Bitcoin slipped below $99,000 on Tuesday, breaking through a key macro indicator and reigniting debate over whether the market has turned bearish.
According to Julio Moreno, head of research at CryptoQuant, Bitcoin fell under its 365-day moving average (MA) — a level he described as critical.
“It was the final confirmation of the 2022 bear market,” Moreno wrote on X, warning that “the price needs to move back above it quickly.”
Coinbase data shows Bitcoin briefly touched $98,900, marking its lowest point in months before rebounding slightly to around $101,800 at the time of writing.
A Potential Breakdown Point?
The 365-day moving average measures Bitcoin’s average price over the past year and is a key indicator used to assess long-term trend direction.
Analysts view it as one of the most significant metrics for gauging market sentiment — and when Bitcoin drops below it, many interpret it as a strong bearish signal.

Bitcoin’s latest dip below the 365-day moving average (MA) isn’t the first time it’s happened this year. According to data shared by crypto analyst Decode, BTC briefly fell beneath the same level back in April.
“Routine Cleanse”
Bitcoin’s drop on Tuesday has “officially marked a technical bear market,” as prices declined more than 20% from the $126,000 all-time high reached in early October, Bitrue research analyst Andri Fauzan Adziima told Cointelegraph.
However, Adziima emphasized that this is only the fourth correction in the 2025 bull cycle — calling it a “routine cleanse,” not the start of a prolonged downturn. He pointed to historical data showing that 20% drawdowns during bull markets have often been followed by rebounds of around 40% within 60 days.

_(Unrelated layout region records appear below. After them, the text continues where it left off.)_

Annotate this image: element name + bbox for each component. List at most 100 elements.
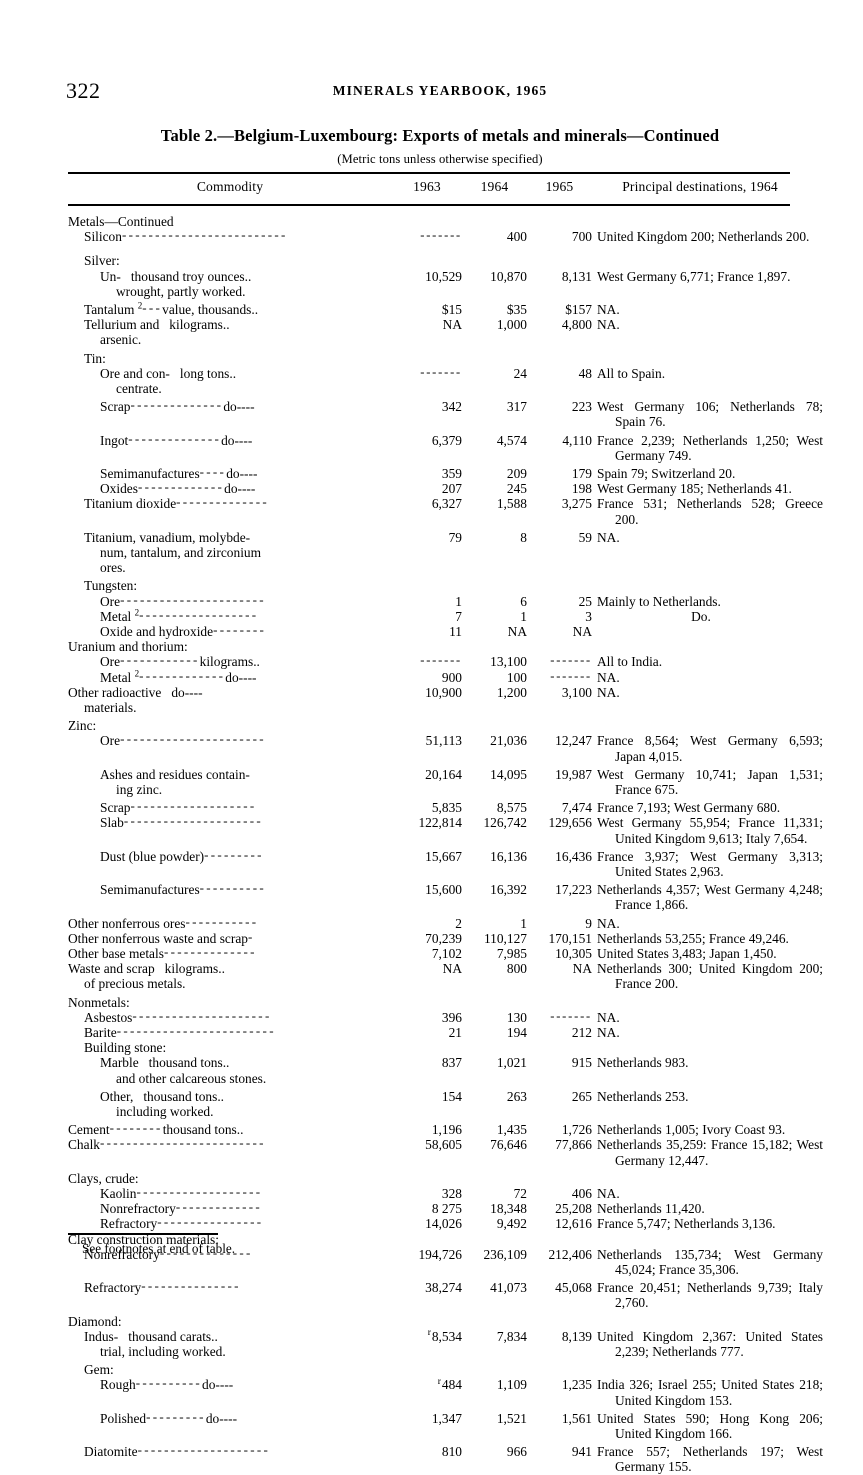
unit-label: do----	[221, 432, 253, 448]
value-1965: 12,616	[555, 1216, 592, 1232]
commodity-label: Nonmetals:	[68, 994, 130, 1010]
value-1963: 207	[441, 481, 462, 497]
destinations-text: Netherlands 135,734; West Germany 45,024…	[597, 1246, 823, 1277]
leader-dots: ----------------	[157, 1214, 264, 1230]
no-data-dashes: -------	[420, 653, 462, 668]
value-1965: 265	[571, 1088, 592, 1104]
unit-label: thousand tons..	[148, 1055, 230, 1071]
destinations-text: All to Spain.	[597, 365, 666, 381]
value-1963: 122,814	[418, 815, 462, 831]
destinations-text: Netherlands 11,420.	[597, 1201, 705, 1217]
commodity-label: Silver:	[84, 253, 120, 269]
commodity-label: Silicon-------------------------	[84, 227, 288, 245]
commodity-label-continuation: ing zinc.	[116, 782, 163, 797]
leader-dots: ---------	[204, 846, 264, 862]
value-1964: NA	[507, 624, 527, 639]
page-number: 322	[66, 78, 101, 103]
commodity-label: Ore----------------------	[100, 591, 266, 609]
value-1964: 1,435	[496, 1122, 527, 1138]
column-header-destinations: Principal destinations, 1964	[622, 179, 778, 194]
value-1963: 14,026	[425, 1216, 462, 1232]
leader-dots: -------------	[137, 479, 225, 495]
destinations-text: France 5,747; Netherlands 3,136.	[597, 1216, 776, 1232]
leader-dots: --------------	[128, 430, 222, 446]
commodity-label: Clays, crude:	[68, 1170, 139, 1186]
no-data-dashes: -------	[550, 1008, 592, 1023]
value-1964: 317	[506, 399, 527, 415]
value-1964: 18,348	[490, 1201, 527, 1217]
value-1964: 41,073	[490, 1280, 527, 1296]
destinations-text: United Kingdom 2,367: United States 2,23…	[597, 1328, 823, 1359]
value-1965: 3,100	[561, 684, 592, 700]
table-top-rule	[68, 172, 790, 175]
value-1963: 10,900	[425, 684, 462, 700]
value-1965: 129,656	[548, 815, 592, 831]
unit-label: kilograms..	[164, 961, 225, 977]
value-1965: NA	[572, 961, 592, 977]
destinations-text: NA.	[597, 1025, 620, 1040]
value-1964: 400	[506, 229, 527, 245]
value-1964: 1	[520, 915, 527, 931]
commodity-label: Indus- thousand carats..	[84, 1328, 218, 1344]
table-title: Table 2.—Belgium-Luxembourg: Exports of …	[160, 126, 720, 145]
value-1964: 263	[506, 1088, 527, 1104]
destinations-text: NA.	[597, 317, 620, 333]
commodity-label: Tungsten:	[84, 578, 138, 594]
destinations-text: Netherlands 1,005; Ivory Coast 93.	[597, 1122, 786, 1138]
value-1965: 4,800	[561, 317, 592, 333]
table-subtitle: (Metric tons unless otherwise specified)	[337, 152, 543, 166]
commodity-label: Refractory---------------	[84, 1278, 241, 1296]
value-1965: 8,131	[561, 268, 592, 284]
value-1965: NA	[572, 624, 592, 639]
value-1965: 25,208	[555, 1201, 592, 1217]
value-1963: 5,835	[431, 800, 462, 816]
commodity-label: Uranium and thorium:	[68, 639, 188, 655]
value-1963: 11	[449, 624, 462, 639]
destinations-text: Netherlands 253.	[597, 1088, 689, 1104]
value-1964: 13,100	[490, 654, 527, 670]
table-header-rule	[68, 204, 790, 207]
running-title: MINERALS YEARBOOK, 1965	[332, 83, 548, 98]
commodity-label: Barite------------------------	[84, 1023, 276, 1040]
no-data-dashes: -------	[420, 228, 462, 243]
footnote-text: See footnotes at end of table.	[82, 1241, 236, 1256]
destinations-text: NA.	[597, 302, 620, 317]
value-1964: 16,392	[490, 882, 527, 898]
value-1963: 51,113	[425, 733, 462, 749]
value-1963: 1	[455, 593, 462, 609]
column-header-1965: 1965	[545, 179, 574, 194]
value-1965: 915	[571, 1055, 592, 1071]
commodity-label-continuation: num, tantalum, and zirconium	[100, 545, 262, 560]
leader-dots: --------------	[130, 397, 224, 413]
value-1963: 194,726	[418, 1246, 462, 1262]
no-data-dashes: -------	[550, 653, 592, 668]
value-1964: 10,870	[490, 268, 527, 284]
value-1965: 59	[578, 529, 592, 545]
value-1963: 70,239	[425, 930, 462, 946]
value-1963: 2	[455, 915, 462, 931]
leader-dots: ---------------------	[123, 813, 264, 829]
value-1963: 7	[455, 608, 462, 624]
value-1965: 223	[571, 399, 592, 415]
leader-dots: -	[247, 928, 255, 944]
value-1965: 170,151	[548, 930, 592, 946]
leader-dots: --------	[109, 1120, 163, 1136]
value-1965: 1,561	[561, 1410, 592, 1426]
value-1963: r8,534	[427, 1328, 462, 1344]
value-1964: 1,588	[496, 496, 527, 512]
value-1963: 396	[441, 1009, 462, 1025]
commodity-label: Titanium, vanadium, molybde-	[84, 529, 251, 545]
destinations-text: France 557; Netherlands 197; West German…	[597, 1444, 823, 1475]
commodity-label-continuation: arsenic.	[100, 332, 142, 348]
commodity-label: Other radioactive do----	[68, 684, 203, 700]
value-1965: 9	[585, 915, 592, 931]
footnote-marker: 2	[137, 300, 143, 311]
leader-dots: -------------------	[130, 798, 257, 814]
value-1964: 800	[506, 961, 527, 977]
destinations-text: Netherlands 35,259: France 15,182; West …	[597, 1137, 823, 1168]
leader-dots: ----------------------	[120, 731, 266, 747]
leader-dots: ---------------------	[132, 1007, 272, 1023]
value-1965: 48	[578, 365, 592, 381]
revised-marker: r	[437, 1376, 441, 1387]
value-1965: 3,275	[561, 496, 592, 512]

“For this to truly signal a bear market for Bitcoin, we believe the $100,000 threshold would need to be decisively broken, long before such a scenario takes hold,” said Tom Cohen, head of investments and trading at quantitative asset manager Algoz Technology.
“As long as that $100,000 support holds, there’s just as much chance we’re setting up for a Santa Claus rally,” Cohen added.
“Much of that of course is dependent on macro events and what President Trump has up his sleeve in the coming weeks and of course the US Rate Decision in December.”